AstraZeneca has filed 12 petitions against several generic companies for infringement of patents covering Dapagliflozin, which is marketed in India by Sun Pharma and Abbott Healthcare through licensing agreements with AstraZeneca.
A Bench led by Justice LN Rao, while rejecting AstraZeneca’s senior counsel Mukul Rohtagi’s request to direct Intas to maintain accounts of the newly launched drug, asked the HC to decide the matter either on November 27, the next date of hearing, or within 15 days.
Though Rohtagi didn’t press for interim orders, he requested that the case be decided in 10 days.
AstraZeneca in its appeal stated that Dapagliflozin was “purely manmade and not found in nature”. The drug meant for Type-2 diabetes is protected by two patents — one for the skeletal structure, granted in 50 countries and the other covering Dapagliflozin alone, granted in over 70 countries — it said.
AstraZeneca holds two patents for Dapagliflozin in India. The first expired on October 2 and the other one is due to expire on May 15, 2023.

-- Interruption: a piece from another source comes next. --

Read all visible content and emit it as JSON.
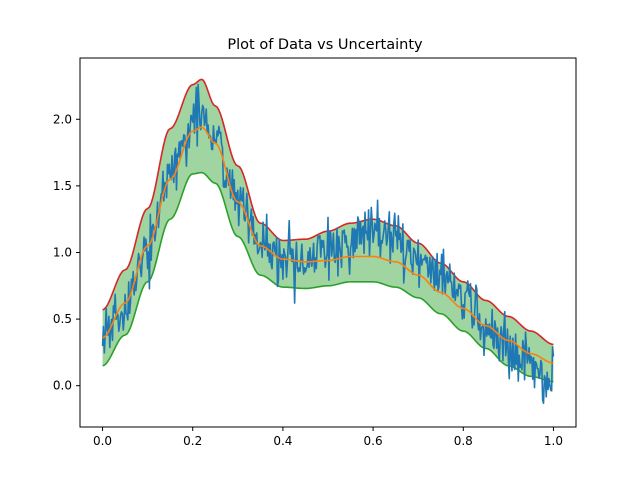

Challenging the HC order, the British pharma giant said the high court should have directed Intas to maintain status quo at least till the disposal of the case. It alleged that Intas did not challenge the validity of either of its patents for 15 years and never cleared the way in any one of the six ways under the patents law, i.e. no pre-grant or post-grant oppositions, revocations or voluntary or compulsory licence or suit.
According to the appeal, if Intas wasn’t restrained from launching its infringing drugs in the commercial market, the global firm will face damage as it is the sole supplier of the product. The lifestyle disorder requires the highest quality of medication, especially in India, which has a very high prevalence of patients with this disease, it said.